La notion de filtrage électrique est apparue avec les premiers systèmes de communication utilisant des bandes spectrales très étroites. Dans les années 1910, les premiers ingénieurs radioélectriciens envisagent la possibilité de transmettre plusieurs communications téléphoniques sur une même ligne : ils utilisent pour ce faire une modulation du signal autour d'une fréquence porteuse, différente pour chaque canal de communication. C'est la même idée qui préside encore aujourd'hui dans pratiquement toutes les communications multiplexes (comme dans le cas du dégroupage où la téléphonie, la télévision et les transmissions numériques coexistent sur une même ligne de transmission). De cette manière, le spectre du signal est réparti dans une bande de fréquence centrée autour de la fréquence porteuse. À la réception, la sélection d'un canal spécifique nécessite un filtrage du signal pour ne sélectionner que la bande utile. On en arrive donc à la notion de filtre sélectif, capable d'éliminer efficacement tout signal hors bande utile sans pour autant altérer de façon trop importante l'information transmise. Au départ, des filtres linéaires à éléments discrets de type résistance, inductance et capacité (R, L, C ) sont utilisés pour assurer des opérations de filtrage à des fréquences allant de 10 à 40 kHz. L'utilisation de méthodes de communication exploitant les ondes hertziennes et le besoin d'élargir les bandes utiles pour augmenter la quantité d'information véhiculée imposent rapidement la mise au point d'autres principes de filtrage, mieux adaptés à de tels besoins. La réalisation d'éléments passifs stables et compacts pour le filtrage a également poussé à rechercher des solutions alternatives aux guides d'ondes et cavités résonantes électromagnétiques généralement efficaces mais chères et encombrantes.

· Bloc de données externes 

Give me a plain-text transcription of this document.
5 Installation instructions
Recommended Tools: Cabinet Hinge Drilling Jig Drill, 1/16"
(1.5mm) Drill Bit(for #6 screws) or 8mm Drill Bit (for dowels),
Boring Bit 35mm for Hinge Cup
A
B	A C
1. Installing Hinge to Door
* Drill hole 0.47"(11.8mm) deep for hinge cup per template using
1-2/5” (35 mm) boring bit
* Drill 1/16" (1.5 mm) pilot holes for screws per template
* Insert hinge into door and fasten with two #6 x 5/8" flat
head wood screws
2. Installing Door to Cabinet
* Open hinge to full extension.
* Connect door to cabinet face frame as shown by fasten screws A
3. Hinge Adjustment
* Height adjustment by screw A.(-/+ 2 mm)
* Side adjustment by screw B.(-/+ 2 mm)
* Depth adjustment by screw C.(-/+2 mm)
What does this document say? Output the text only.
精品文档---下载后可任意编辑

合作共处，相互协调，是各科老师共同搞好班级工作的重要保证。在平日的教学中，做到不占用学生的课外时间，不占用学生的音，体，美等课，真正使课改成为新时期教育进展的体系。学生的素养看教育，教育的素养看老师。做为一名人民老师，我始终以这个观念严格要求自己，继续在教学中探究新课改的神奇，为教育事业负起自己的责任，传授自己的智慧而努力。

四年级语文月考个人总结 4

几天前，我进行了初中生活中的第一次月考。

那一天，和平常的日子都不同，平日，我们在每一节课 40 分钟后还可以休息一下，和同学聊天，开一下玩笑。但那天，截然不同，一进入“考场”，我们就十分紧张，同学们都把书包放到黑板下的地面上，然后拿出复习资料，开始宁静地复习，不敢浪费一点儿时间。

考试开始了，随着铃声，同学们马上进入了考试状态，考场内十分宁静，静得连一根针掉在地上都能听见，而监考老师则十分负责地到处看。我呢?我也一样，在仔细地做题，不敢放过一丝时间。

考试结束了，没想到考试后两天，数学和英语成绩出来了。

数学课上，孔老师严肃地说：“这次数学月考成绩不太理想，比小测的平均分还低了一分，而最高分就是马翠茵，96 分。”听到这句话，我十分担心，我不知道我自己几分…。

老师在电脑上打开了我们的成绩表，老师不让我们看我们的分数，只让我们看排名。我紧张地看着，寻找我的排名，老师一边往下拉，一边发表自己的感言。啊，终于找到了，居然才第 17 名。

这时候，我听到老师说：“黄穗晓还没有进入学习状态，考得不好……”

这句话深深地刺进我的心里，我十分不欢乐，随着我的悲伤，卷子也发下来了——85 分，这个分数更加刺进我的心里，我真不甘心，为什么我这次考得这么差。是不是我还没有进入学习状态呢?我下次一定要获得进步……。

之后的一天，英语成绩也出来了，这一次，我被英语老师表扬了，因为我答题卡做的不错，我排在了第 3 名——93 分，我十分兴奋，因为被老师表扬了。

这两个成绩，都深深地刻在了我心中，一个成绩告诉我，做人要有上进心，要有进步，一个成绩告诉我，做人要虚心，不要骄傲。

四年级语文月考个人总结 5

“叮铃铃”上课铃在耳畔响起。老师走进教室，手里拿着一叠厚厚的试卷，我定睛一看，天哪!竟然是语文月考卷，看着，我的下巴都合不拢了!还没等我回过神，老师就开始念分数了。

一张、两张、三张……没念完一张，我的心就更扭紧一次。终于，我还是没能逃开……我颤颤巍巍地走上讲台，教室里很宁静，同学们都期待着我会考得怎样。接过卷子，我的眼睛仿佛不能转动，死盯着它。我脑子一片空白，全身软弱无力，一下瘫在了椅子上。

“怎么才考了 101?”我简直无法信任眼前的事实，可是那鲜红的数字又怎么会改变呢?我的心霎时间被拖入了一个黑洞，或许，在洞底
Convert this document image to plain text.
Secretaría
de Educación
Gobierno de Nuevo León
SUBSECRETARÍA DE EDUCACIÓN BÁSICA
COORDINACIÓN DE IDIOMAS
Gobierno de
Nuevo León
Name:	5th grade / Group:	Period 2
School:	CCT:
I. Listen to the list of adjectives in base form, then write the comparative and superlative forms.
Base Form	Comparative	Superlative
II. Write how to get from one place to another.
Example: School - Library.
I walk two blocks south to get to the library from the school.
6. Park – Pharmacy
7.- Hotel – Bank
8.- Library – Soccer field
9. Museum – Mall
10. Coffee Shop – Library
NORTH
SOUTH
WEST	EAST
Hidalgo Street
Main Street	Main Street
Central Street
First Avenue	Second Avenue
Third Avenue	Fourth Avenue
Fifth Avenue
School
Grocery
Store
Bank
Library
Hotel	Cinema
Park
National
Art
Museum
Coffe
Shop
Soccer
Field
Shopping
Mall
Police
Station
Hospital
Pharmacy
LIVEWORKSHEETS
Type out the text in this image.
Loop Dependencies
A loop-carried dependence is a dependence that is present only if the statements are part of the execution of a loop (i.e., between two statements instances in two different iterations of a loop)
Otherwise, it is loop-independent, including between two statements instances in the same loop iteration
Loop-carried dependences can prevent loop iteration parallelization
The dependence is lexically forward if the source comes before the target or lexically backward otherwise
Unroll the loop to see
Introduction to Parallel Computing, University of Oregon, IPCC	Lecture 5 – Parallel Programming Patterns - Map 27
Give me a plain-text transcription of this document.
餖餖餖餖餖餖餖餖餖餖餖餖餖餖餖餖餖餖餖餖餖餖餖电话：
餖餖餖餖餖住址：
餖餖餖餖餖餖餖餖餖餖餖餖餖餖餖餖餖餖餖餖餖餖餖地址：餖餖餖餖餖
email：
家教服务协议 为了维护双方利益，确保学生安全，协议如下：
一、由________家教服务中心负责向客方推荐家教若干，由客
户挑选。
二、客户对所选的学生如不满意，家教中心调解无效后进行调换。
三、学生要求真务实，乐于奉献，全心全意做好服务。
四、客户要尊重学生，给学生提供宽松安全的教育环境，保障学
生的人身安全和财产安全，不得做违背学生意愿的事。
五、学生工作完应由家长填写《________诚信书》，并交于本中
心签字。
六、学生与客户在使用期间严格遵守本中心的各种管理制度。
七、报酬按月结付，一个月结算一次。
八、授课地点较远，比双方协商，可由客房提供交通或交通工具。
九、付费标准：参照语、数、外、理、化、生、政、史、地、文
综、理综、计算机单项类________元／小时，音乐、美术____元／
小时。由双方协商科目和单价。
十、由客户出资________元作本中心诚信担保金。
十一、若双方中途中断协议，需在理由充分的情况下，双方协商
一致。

Les techniques de filtrage ont été rapidement étendues par l'introduction d'éléments actifs permettant de résoudre entre autre le problème des pertes dans la bande utile, généralement importantes, associées à l'utilisation d'éléments passifs (RLC ). Néanmoins, et malgré les progrès incessants de la microélectronique, les bandes passantes des circuits actifs d'amplification restent souvent peu compatibles avec les applications « télécoms » pour lesquelles les fréquences de travail ne cessent d'augmenter. De nombreuses tentatives ont été engagées pour remplacer le filtrage linéaire analogique par des techniques numériques. Celles-ci supposent l'existence de composants électroniques capables d'échantillonner et de traiter le signal à des fréquences également très élevées, et s'avèrent moins immunes aux parasites et aux effets de recouvrement spectral que les composants passifs.
On s'intéresse ici aux filtres « électriques », fondés sur l'utilisation de composants acoustoélectriques, dont la destination est d'être insérés dans un circuit électronique afin de réaliser une fonction de filtrage en fréquence. L'objet de cet article est de décrire et de comparer entre elles des technologies de filtres passifs appartenant à une catégorie particulière que sont les filtres « acoustiques » basés sur une conversion d'énergie électrique en énergie acoustique et vice versa. Un second article [E 2 001] sera consacré à la modélisation de ces filtres.
On limitera l'analyse aux filtres de bande, non dispersifs, parce que c'est le seul terrain commun à l'ensemble des filtres électroacoustiques. La technologie des ondes de surface permet par ailleurs d'adresser le domaine des filtres analogiques dispersifs, mais il s'agit là d'un sujet très spécifique.